17. Discard the supernatant and resuspend the cell pellet in preferred medium.


18. Keep the cells on 2-8° C until further use in downstream applications.

General Troubleshooting

• To avoid unspecific labeling of cells during flow staining, we recommend to use gammaglobulin prior to staining with primary fluorescent antibody.
• For better purity, repeat the washing step once or transfer the bead-bound cells to a new tube before adding the FlowComp™ Release Buffer

Preparation of PBMC from Buffy Coat

This method gives low platelet numbers and is recommended for use with Dynabeads FlowComp™ products.

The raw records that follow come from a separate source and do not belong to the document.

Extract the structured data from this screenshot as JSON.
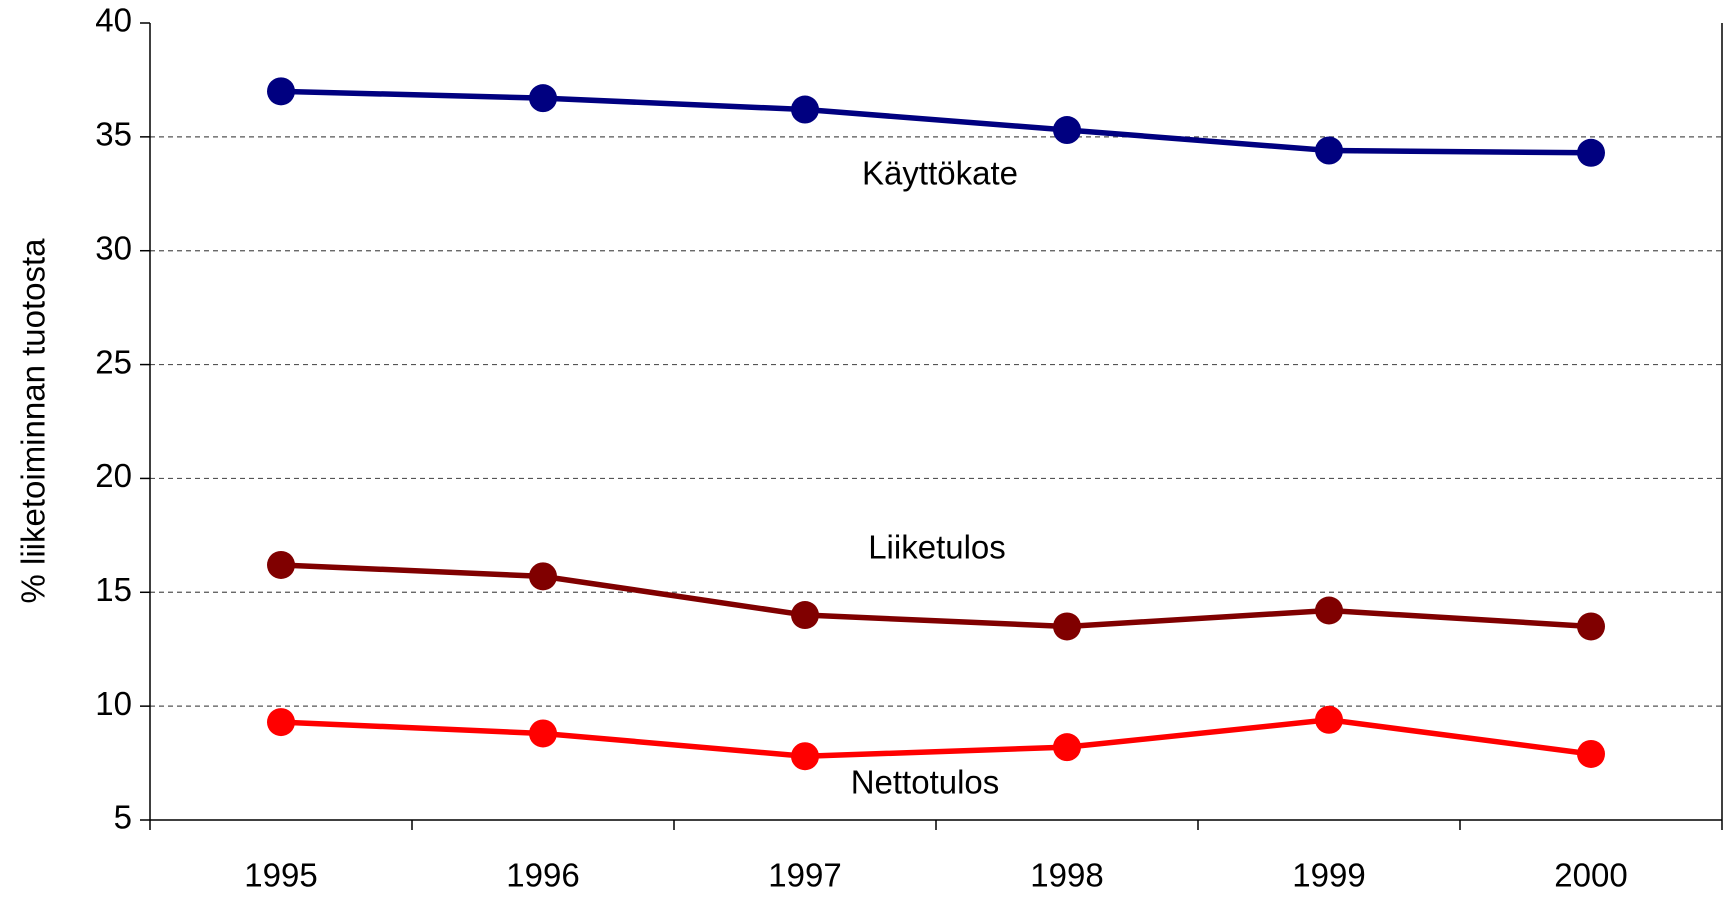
{
  "chart_data": {
    "type": "line",
    "y_label": "% liiketoiminnan tuotosta",
    "categories": [
      "1995",
      "1996",
      "1997",
      "1998",
      "1999",
      "2000"
    ],
    "series": [
      {
        "name": "Käyttökate",
        "color": "#000080",
        "values": [
          37.0,
          36.7,
          36.2,
          35.3,
          34.4,
          34.3
        ]
      },
      {
        "name": "Liiketulos",
        "color": "#800000",
        "values": [
          16.2,
          15.7,
          14.0,
          13.5,
          14.2,
          13.5
        ]
      },
      {
        "name": "Nettotulos",
        "color": "#ff0000",
        "values": [
          9.3,
          8.8,
          7.8,
          8.2,
          9.4,
          7.9
        ]
      }
    ],
    "ylim": [
      5,
      40
    ],
    "yticks": [
      5,
      10,
      15,
      20,
      25,
      30,
      35,
      40
    ],
    "grid": true
  }
}
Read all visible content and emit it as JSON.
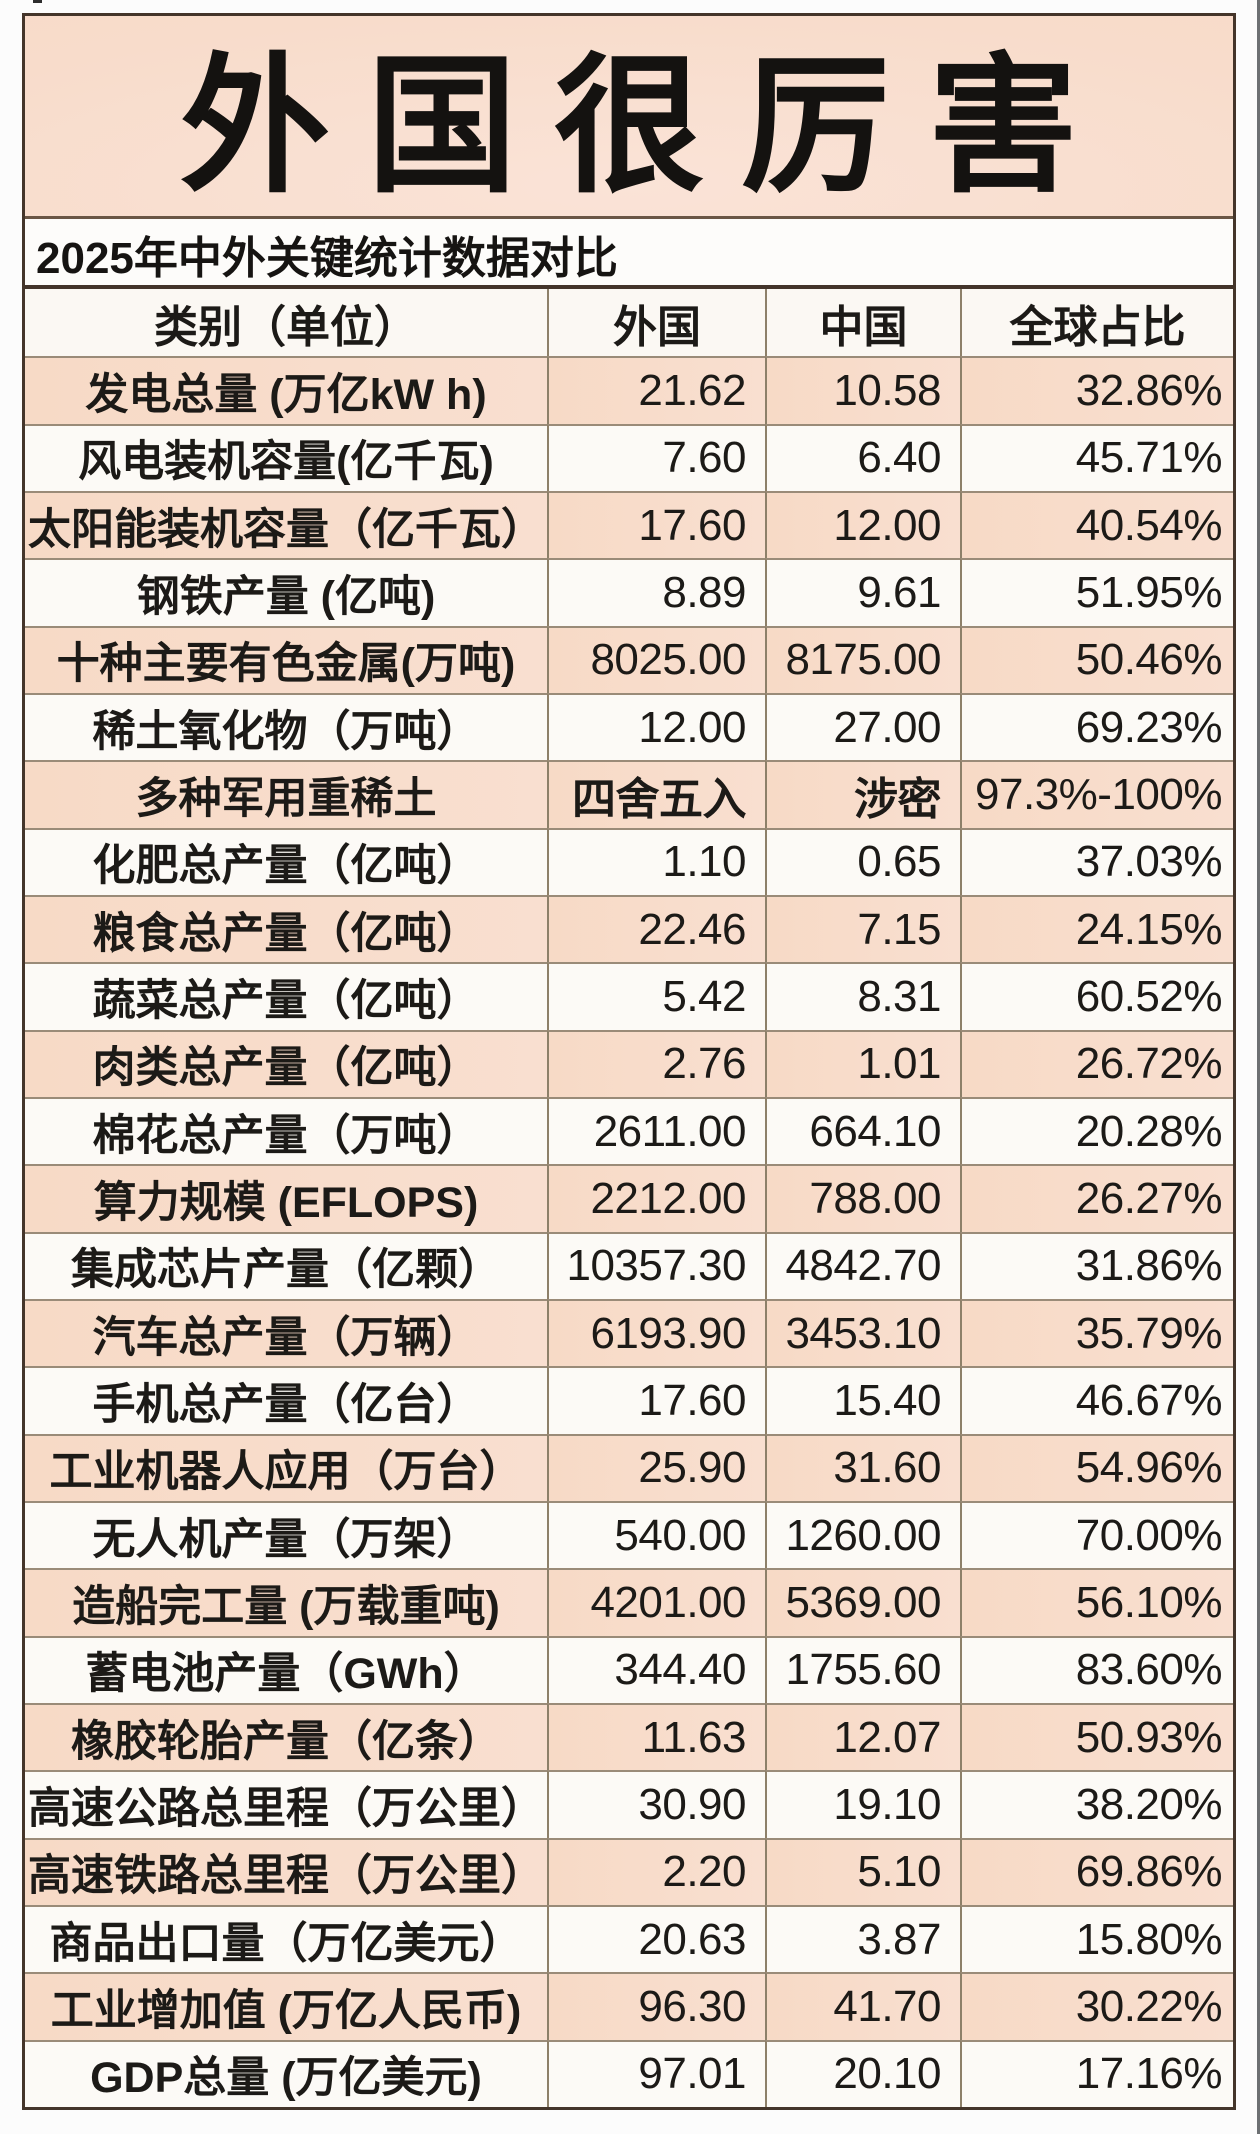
{
  "page": {
    "title": "外国很厉害",
    "subtitle": "2025年中外关键统计数据对比"
  },
  "table": {
    "headers": {
      "category": "类别（单位）",
      "foreign": "外国",
      "china": "中国",
      "global_share": "全球占比"
    },
    "rows": [
      {
        "category": "发电总量 (万亿kW h)",
        "foreign": "21.62",
        "china": "10.58",
        "global_share": "32.86%"
      },
      {
        "category": "风电装机容量(亿千瓦)",
        "foreign": "7.60",
        "china": "6.40",
        "global_share": "45.71%"
      },
      {
        "category": "太阳能装机容量（亿千瓦）",
        "foreign": "17.60",
        "china": "12.00",
        "global_share": "40.54%"
      },
      {
        "category": "钢铁产量 (亿吨)",
        "foreign": "8.89",
        "china": "9.61",
        "global_share": "51.95%"
      },
      {
        "category": "十种主要有色金属(万吨)",
        "foreign": "8025.00",
        "china": "8175.00",
        "global_share": "50.46%"
      },
      {
        "category": "稀土氧化物（万吨）",
        "foreign": "12.00",
        "china": "27.00",
        "global_share": "69.23%"
      },
      {
        "category": "多种军用重稀土",
        "foreign": "四舍五入",
        "china": "涉密",
        "global_share": "97.3%-100%"
      },
      {
        "category": "化肥总产量（亿吨）",
        "foreign": "1.10",
        "china": "0.65",
        "global_share": "37.03%"
      },
      {
        "category": "粮食总产量（亿吨）",
        "foreign": "22.46",
        "china": "7.15",
        "global_share": "24.15%"
      },
      {
        "category": "蔬菜总产量（亿吨）",
        "foreign": "5.42",
        "china": "8.31",
        "global_share": "60.52%"
      },
      {
        "category": "肉类总产量（亿吨）",
        "foreign": "2.76",
        "china": "1.01",
        "global_share": "26.72%"
      },
      {
        "category": "棉花总产量（万吨）",
        "foreign": "2611.00",
        "china": "664.10",
        "global_share": "20.28%"
      },
      {
        "category": "算力规模 (EFLOPS)",
        "foreign": "2212.00",
        "china": "788.00",
        "global_share": "26.27%"
      },
      {
        "category": "集成芯片产量（亿颗）",
        "foreign": "10357.30",
        "china": "4842.70",
        "global_share": "31.86%"
      },
      {
        "category": "汽车总产量（万辆）",
        "foreign": "6193.90",
        "china": "3453.10",
        "global_share": "35.79%"
      },
      {
        "category": "手机总产量（亿台）",
        "foreign": "17.60",
        "china": "15.40",
        "global_share": "46.67%"
      },
      {
        "category": "工业机器人应用（万台）",
        "foreign": "25.90",
        "china": "31.60",
        "global_share": "54.96%"
      },
      {
        "category": "无人机产量（万架）",
        "foreign": "540.00",
        "china": "1260.00",
        "global_share": "70.00%"
      },
      {
        "category": "造船完工量 (万载重吨)",
        "foreign": "4201.00",
        "china": "5369.00",
        "global_share": "56.10%"
      },
      {
        "category": "蓄电池产量（GWh）",
        "foreign": "344.40",
        "china": "1755.60",
        "global_share": "83.60%"
      },
      {
        "category": "橡胶轮胎产量（亿条）",
        "foreign": "11.63",
        "china": "12.07",
        "global_share": "50.93%"
      },
      {
        "category": "高速公路总里程（万公里）",
        "foreign": "30.90",
        "china": "19.10",
        "global_share": "38.20%"
      },
      {
        "category": "高速铁路总里程（万公里）",
        "foreign": "2.20",
        "china": "5.10",
        "global_share": "69.86%"
      },
      {
        "category": "商品出口量（万亿美元）",
        "foreign": "20.63",
        "china": "3.87",
        "global_share": "15.80%"
      },
      {
        "category": "工业增加值 (万亿人民币)",
        "foreign": "96.30",
        "china": "41.70",
        "global_share": "30.22%"
      },
      {
        "category": "GDP总量 (万亿美元)",
        "foreign": "97.01",
        "china": "20.10",
        "global_share": "17.16%"
      }
    ]
  },
  "colors": {
    "page_background": "#fcfcfc",
    "band_peach": "#f8dccb",
    "row_peach": "#f8dcca",
    "row_white": "#fcfaf6",
    "header_row": "#fbf8f3",
    "outer_border": "#44352a",
    "grid_line": "#8d8069",
    "text": "#1c1a17"
  },
  "chart_data": {
    "type": "table",
    "title": "外国很厉害",
    "subtitle": "2025年中外关键统计数据对比",
    "columns": [
      "类别（单位）",
      "外国",
      "中国",
      "全球占比"
    ],
    "rows": [
      [
        "发电总量 (万亿kW h)",
        "21.62",
        "10.58",
        "32.86%"
      ],
      [
        "风电装机容量(亿千瓦)",
        "7.60",
        "6.40",
        "45.71%"
      ],
      [
        "太阳能装机容量（亿千瓦）",
        "17.60",
        "12.00",
        "40.54%"
      ],
      [
        "钢铁产量 (亿吨)",
        "8.89",
        "9.61",
        "51.95%"
      ],
      [
        "十种主要有色金属(万吨)",
        "8025.00",
        "8175.00",
        "50.46%"
      ],
      [
        "稀土氧化物（万吨）",
        "12.00",
        "27.00",
        "69.23%"
      ],
      [
        "多种军用重稀土",
        "四舍五入",
        "涉密",
        "97.3%-100%"
      ],
      [
        "化肥总产量（亿吨）",
        "1.10",
        "0.65",
        "37.03%"
      ],
      [
        "粮食总产量（亿吨）",
        "22.46",
        "7.15",
        "24.15%"
      ],
      [
        "蔬菜总产量（亿吨）",
        "5.42",
        "8.31",
        "60.52%"
      ],
      [
        "肉类总产量（亿吨）",
        "2.76",
        "1.01",
        "26.72%"
      ],
      [
        "棉花总产量（万吨）",
        "2611.00",
        "664.10",
        "20.28%"
      ],
      [
        "算力规模 (EFLOPS)",
        "2212.00",
        "788.00",
        "26.27%"
      ],
      [
        "集成芯片产量（亿颗）",
        "10357.30",
        "4842.70",
        "31.86%"
      ],
      [
        "汽车总产量（万辆）",
        "6193.90",
        "3453.10",
        "35.79%"
      ],
      [
        "手机总产量（亿台）",
        "17.60",
        "15.40",
        "46.67%"
      ],
      [
        "工业机器人应用（万台）",
        "25.90",
        "31.60",
        "54.96%"
      ],
      [
        "无人机产量（万架）",
        "540.00",
        "1260.00",
        "70.00%"
      ],
      [
        "造船完工量 (万载重吨)",
        "4201.00",
        "5369.00",
        "56.10%"
      ],
      [
        "蓄电池产量（GWh）",
        "344.40",
        "1755.60",
        "83.60%"
      ],
      [
        "橡胶轮胎产量（亿条）",
        "11.63",
        "12.07",
        "50.93%"
      ],
      [
        "高速公路总里程（万公里）",
        "30.90",
        "19.10",
        "38.20%"
      ],
      [
        "高速铁路总里程（万公里）",
        "2.20",
        "5.10",
        "69.86%"
      ],
      [
        "商品出口量（万亿美元）",
        "20.63",
        "3.87",
        "15.80%"
      ],
      [
        "工业增加值 (万亿人民币)",
        "96.30",
        "41.70",
        "30.22%"
      ],
      [
        "GDP总量 (万亿美元)",
        "97.01",
        "20.10",
        "17.16%"
      ]
    ]
  }
}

• Dilute 10–18 ml buffy coat with PBS with 0.1% BSA + 0.6% Na-citrate or 2 mM EDTA to a total volume of 35 ml at 18–25°C.
• Add the diluted buffy coat on top of 15 ml of Lymphoprep™.
• Centrifuge at 160 × g for 20 minutes at 20°C. Allow to decelerate without brakes.
• Remove 20 ml of supernatant to eliminate platelets.
• Centrifuge at 350 × g for 20 minutes at 20°C. Allow to decelerate without brakes.
• Recover PBMC from the plasma/Lymphoprep ™ interface and transfer the cells to a 50 ml tube.
• Wash PBMC once with PBS with 0.1% BSA by centrifugation at 400 × g for 8 minutes at 2–8°C.
• Again wash PBMC with PBS with 0.1% BSA by centrifugation at 225 × g for 8 minutes at 2–8°C and resuspend the cells at 1 × 10⁸ PBMC per ml in PBS w/0.1% BSA.

For starting samples other than buffy coat, please see www.invitrogen.com/cellisolation for recommended PMBC preparation procedures. The latest revision of the package insert/instruction for use is available on this website.